Coming to the overall food security situation in the surveyed villages of the three districts, the team observed that going by two major indicators, the body mass index (BMI) and the haemoglobin count, the surveyed population was 'severely malnourished'. Out of a total of 39 children studied, over 70% were found to be suffering from Grade II or Grade III low haemoglobin count, or anaemia. None of the children had a normal count. Among 23 adults studied, 96% had Grade II or Grade I anaemia. BMI studies of the same samples showed that only 15% of the children had normal or 'normal low' weight. Among adults, 60% had below normal BMI.
The majority of the surveyed population was thus in a highly vulnerable position.. 'Shocks' like lack of food in the household for a prolonged period, illness, including minor ailments such as unattended diarrhoea and neurobiological disorders could drive people 'to the verge of death'.
This is what indeed happened in Bundelkhand in 2003-2007, according to several media reports on 'bhukmari' or deaths or suicides due to hunger.
A public interest writ petition filed by ABSSS in the Allahabad High Court in August 2007, drew attention to several such reported deaths. The petition also provided some details of four deaths reported in Nahari village of Naraini block of Banda district, which were investigated by an independent team of lawyers led by well-known Supreme Court lawyer Colin Gonsalves.

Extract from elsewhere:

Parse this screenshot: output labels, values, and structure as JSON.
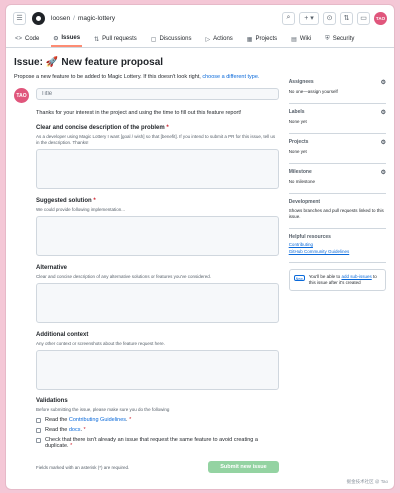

One of the victims Bhagwat Prasad Prajapati, 45, had owned a small plot of land, from which soil was excavated for making pots. The plot was grabbed by some 'dabangs' (village toughies). No action was taken by authorities. Bhagwat was left with no source of livelihood and did not even have a ration card to get PDS rations at subsidised rates. On July 29, 2006, he died leaving behind an aged father, wife and four children.

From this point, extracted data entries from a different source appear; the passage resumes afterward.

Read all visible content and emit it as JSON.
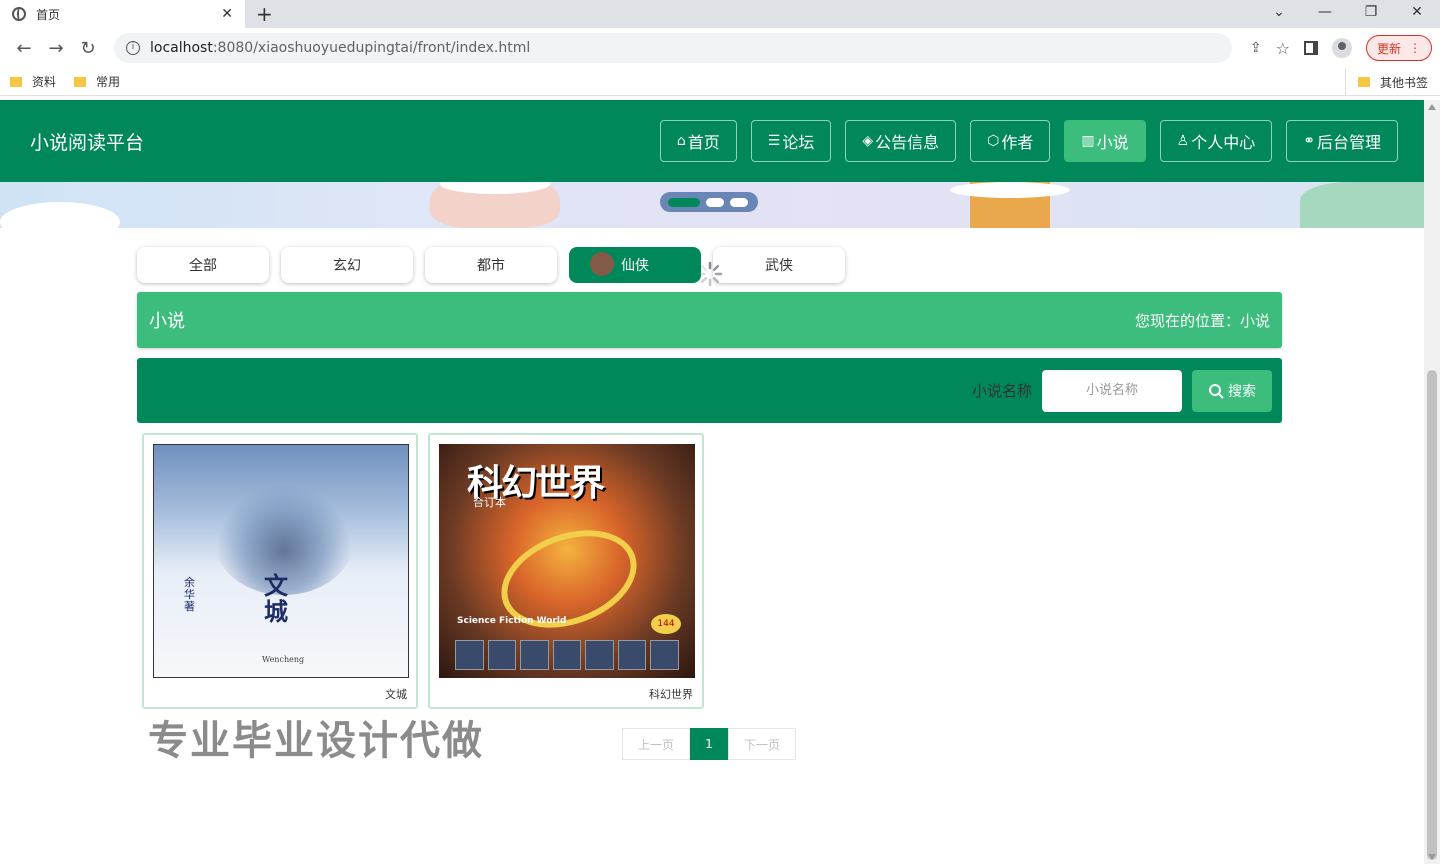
{
  "browser": {
    "tab_title": "首页",
    "tab_close": "✕",
    "new_tab": "+",
    "win_min": "—",
    "win_restore": "❐",
    "win_close": "✕",
    "url_host": "localhost",
    "url_path": ":8080/xiaoshuoyuedupingtai/front/index.html",
    "update_label": "更新",
    "bookmarks": [
      "资料",
      "常用"
    ],
    "other_bookmarks": "其他书签"
  },
  "header": {
    "brand": "小说阅读平台",
    "menu": [
      {
        "icon": "⌂",
        "label": "首页"
      },
      {
        "icon": "☰",
        "label": "论坛"
      },
      {
        "icon": "◈",
        "label": "公告信息"
      },
      {
        "icon": "⬡",
        "label": "作者"
      },
      {
        "icon": "▥",
        "label": "小说"
      },
      {
        "icon": "♙",
        "label": "个人中心"
      },
      {
        "icon": "⚭",
        "label": "后台管理"
      }
    ],
    "active_menu": "小说"
  },
  "categories": [
    "全部",
    "玄幻",
    "都市",
    "仙侠",
    "武侠"
  ],
  "active_category": "仙侠",
  "section": {
    "title": "小说",
    "location": "您现在的位置：小说"
  },
  "search": {
    "label": "小说名称",
    "placeholder": "小说名称",
    "button": "搜索"
  },
  "books": [
    {
      "name": "文城",
      "cover_title": "文城",
      "cover_author": "余华著",
      "cover_en": "Wencheng"
    },
    {
      "name": "科幻世界",
      "cover_title": "科幻世界",
      "cover_sub": "合订本",
      "cover_en": "Science Fiction World",
      "cover_badge": "144"
    }
  ],
  "watermark": "专业毕业设计代做",
  "pagination": {
    "prev": "上一页",
    "current": "1",
    "next": "下一页"
  },
  "colors": {
    "primary": "#00875a",
    "accent": "#3dbd7d"
  }
}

All the other victims were also marginal land holders. All had taken loans they could not repay and had been reduced to a state of absolute destitution. In all cases, neighbours testified that the families had little or nothing to eat, because of crop failure and lack of income earning opportunities following the drought.
Officially, there was no case of 'hunger death' in Bundelkhand during the 2003-07 drought , and strictly speaking, this could have been a correct surmise. 'Hunger death' is extremely difficult to prove. The way it is understood in India, traces of not even a morsel of any kind of food should be found in the victim's digestive system during a postmortem to establish that cause of death was hunger. This condition is rarely met. As a result, governments deny any incidence of 'hunger death', and this was what happened in UP and MP during the 2003-2007 drought.
The denial ignores the commensensical point that prolonged starvation or poor nourishment aggravates illnesses like TB, and leads to death. Instead of searching for morsels of food in dead bodies, a sensitive government would look at the larger issue of food insecurity, which leads to death.
Such sensitivity was displayed at least at the level of decision-making, in UP in 2007-2008. As an emergency relief measure, the state government ordered pradhans of villages in each of the region's district to store a quintal of rice and wheat, and use it to distribute it free among hungry people. Every hungry person was entitled to at least 15 kg of wheat free of cost, every month. The mid-day meal scheme of providing a wholesome cooked meal to schoolgoing children was extended to destitutes. They were also eligible for cooked evening meals during the winter and dry rations for the evening meal in other seasons, till such time as the drought conditions continued.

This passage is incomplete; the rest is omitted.